Publicado em: 10/03/2020

Milícia pode ser classificada como qualquer organização de cidadãos armados que não integram o exército de um país. Um levantamento feito pelo Ministério Público Estadual do Rio de Janeiro indica que, em oito anos, as milícias tiveram sua área de atuação dobrada no município carioca. De 2010 até então, o total de favelas sob o controle de grupos paramilitares aumentou de 48 para 88. Esse dado reflete a forte atuação das milícias que, assim como as facções, se impõem atualmente como uma opção de combate à insegurança frente ao decadente cenário urbano do Rio de Janeiro.

Uma vez que o Estado se mostra cada vez mais enfraquecido com suas políticas públicas de redução da violência, a parcela da população que defende a presença de milícias como a solução ideal para um basta na desordem tende a crescer – assim como a área de atuação desses grupos. Porém, a ação das milícias não deve ser defendida simplesmente como uma medida desesperadora de autodefesa cidadã.

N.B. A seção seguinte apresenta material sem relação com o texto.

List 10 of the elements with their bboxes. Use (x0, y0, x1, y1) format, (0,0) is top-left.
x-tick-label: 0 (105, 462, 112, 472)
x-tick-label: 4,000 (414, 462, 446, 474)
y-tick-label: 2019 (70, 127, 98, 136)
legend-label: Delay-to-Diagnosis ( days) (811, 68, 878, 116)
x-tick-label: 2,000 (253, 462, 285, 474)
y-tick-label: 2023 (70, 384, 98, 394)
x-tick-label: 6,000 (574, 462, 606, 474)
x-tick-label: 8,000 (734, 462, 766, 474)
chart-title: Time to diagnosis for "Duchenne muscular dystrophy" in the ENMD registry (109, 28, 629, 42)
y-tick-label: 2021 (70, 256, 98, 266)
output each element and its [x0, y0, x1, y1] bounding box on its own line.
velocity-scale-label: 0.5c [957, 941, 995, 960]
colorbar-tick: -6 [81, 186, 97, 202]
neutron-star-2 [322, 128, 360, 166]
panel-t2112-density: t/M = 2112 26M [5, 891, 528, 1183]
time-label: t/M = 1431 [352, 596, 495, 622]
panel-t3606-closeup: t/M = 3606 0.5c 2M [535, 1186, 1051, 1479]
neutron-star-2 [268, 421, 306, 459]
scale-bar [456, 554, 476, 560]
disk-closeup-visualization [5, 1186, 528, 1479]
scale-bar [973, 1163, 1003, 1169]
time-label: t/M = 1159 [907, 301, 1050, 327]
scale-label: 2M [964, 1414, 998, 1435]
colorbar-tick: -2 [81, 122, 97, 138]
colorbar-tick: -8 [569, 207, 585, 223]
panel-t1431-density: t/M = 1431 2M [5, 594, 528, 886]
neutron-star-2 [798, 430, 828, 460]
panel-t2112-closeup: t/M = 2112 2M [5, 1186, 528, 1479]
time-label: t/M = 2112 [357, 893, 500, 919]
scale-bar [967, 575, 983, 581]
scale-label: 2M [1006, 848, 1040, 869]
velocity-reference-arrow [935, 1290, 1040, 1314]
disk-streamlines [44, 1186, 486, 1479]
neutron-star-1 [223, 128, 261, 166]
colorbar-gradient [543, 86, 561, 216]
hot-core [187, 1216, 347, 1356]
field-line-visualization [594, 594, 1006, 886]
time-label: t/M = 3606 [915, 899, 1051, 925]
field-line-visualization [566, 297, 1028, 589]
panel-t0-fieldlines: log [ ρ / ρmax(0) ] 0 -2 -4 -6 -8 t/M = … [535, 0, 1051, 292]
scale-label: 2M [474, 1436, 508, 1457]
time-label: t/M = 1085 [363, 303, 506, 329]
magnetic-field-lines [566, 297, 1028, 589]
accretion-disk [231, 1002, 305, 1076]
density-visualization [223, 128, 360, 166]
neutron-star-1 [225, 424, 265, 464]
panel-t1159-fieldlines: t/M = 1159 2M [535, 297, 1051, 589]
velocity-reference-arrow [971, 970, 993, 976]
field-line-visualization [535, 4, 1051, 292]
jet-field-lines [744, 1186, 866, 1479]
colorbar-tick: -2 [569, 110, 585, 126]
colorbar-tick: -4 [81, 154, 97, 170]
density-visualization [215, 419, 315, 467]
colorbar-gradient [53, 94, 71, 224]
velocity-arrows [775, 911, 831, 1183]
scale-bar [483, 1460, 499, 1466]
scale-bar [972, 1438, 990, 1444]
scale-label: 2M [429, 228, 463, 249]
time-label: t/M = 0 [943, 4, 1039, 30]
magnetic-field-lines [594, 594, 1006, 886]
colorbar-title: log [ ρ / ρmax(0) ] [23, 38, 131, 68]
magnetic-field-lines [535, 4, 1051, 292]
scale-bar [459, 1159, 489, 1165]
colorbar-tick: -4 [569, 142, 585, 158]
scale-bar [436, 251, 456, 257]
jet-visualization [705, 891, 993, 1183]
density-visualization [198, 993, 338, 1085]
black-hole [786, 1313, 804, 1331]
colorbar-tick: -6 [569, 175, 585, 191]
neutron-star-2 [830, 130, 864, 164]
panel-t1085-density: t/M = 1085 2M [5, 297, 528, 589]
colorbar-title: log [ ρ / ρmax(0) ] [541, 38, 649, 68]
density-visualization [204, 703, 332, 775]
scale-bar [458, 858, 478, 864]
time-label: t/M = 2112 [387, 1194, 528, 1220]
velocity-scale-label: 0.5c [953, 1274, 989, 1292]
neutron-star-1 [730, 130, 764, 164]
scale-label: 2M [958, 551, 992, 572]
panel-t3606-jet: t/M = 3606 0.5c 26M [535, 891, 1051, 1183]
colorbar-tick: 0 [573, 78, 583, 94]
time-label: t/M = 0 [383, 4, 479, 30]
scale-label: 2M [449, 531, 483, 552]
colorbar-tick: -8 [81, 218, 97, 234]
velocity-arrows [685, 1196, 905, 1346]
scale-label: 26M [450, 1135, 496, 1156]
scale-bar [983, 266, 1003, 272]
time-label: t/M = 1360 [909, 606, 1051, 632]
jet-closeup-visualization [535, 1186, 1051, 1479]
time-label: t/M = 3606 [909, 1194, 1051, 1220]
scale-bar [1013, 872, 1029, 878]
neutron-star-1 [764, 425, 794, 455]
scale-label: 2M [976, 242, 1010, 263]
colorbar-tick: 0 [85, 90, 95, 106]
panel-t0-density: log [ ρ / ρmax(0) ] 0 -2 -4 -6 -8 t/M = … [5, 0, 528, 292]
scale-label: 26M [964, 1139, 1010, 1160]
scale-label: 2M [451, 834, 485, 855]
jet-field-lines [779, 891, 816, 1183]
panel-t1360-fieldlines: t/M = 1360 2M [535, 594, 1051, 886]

Todo esse olhar de “encantamento popular” sobre as milícias tem parcela de fundamento. Na realidade das comunidades, as milícias possuem uma posição oficial maior e, com suas próprias medidas de ação, resguardam os habitantes de acordo com os interesses comunitários do lugar. Talvez não seja sabido pela grande massa que as milícias têm livre passagem nos bastidores do poder estatal, com suas equipes compostas por policiais militares aposentados e/ou expulsos, bombeiros e outros profissionais ligados a entidades de proteção civil. Essa mescla de leis próprias com mecanismos estatais cria um poder paralelo, capaz de ganhar o respeito em determinados territórios do Rio de Janeiro – sobretudo naqueles localizados em áreas periféricas do estado.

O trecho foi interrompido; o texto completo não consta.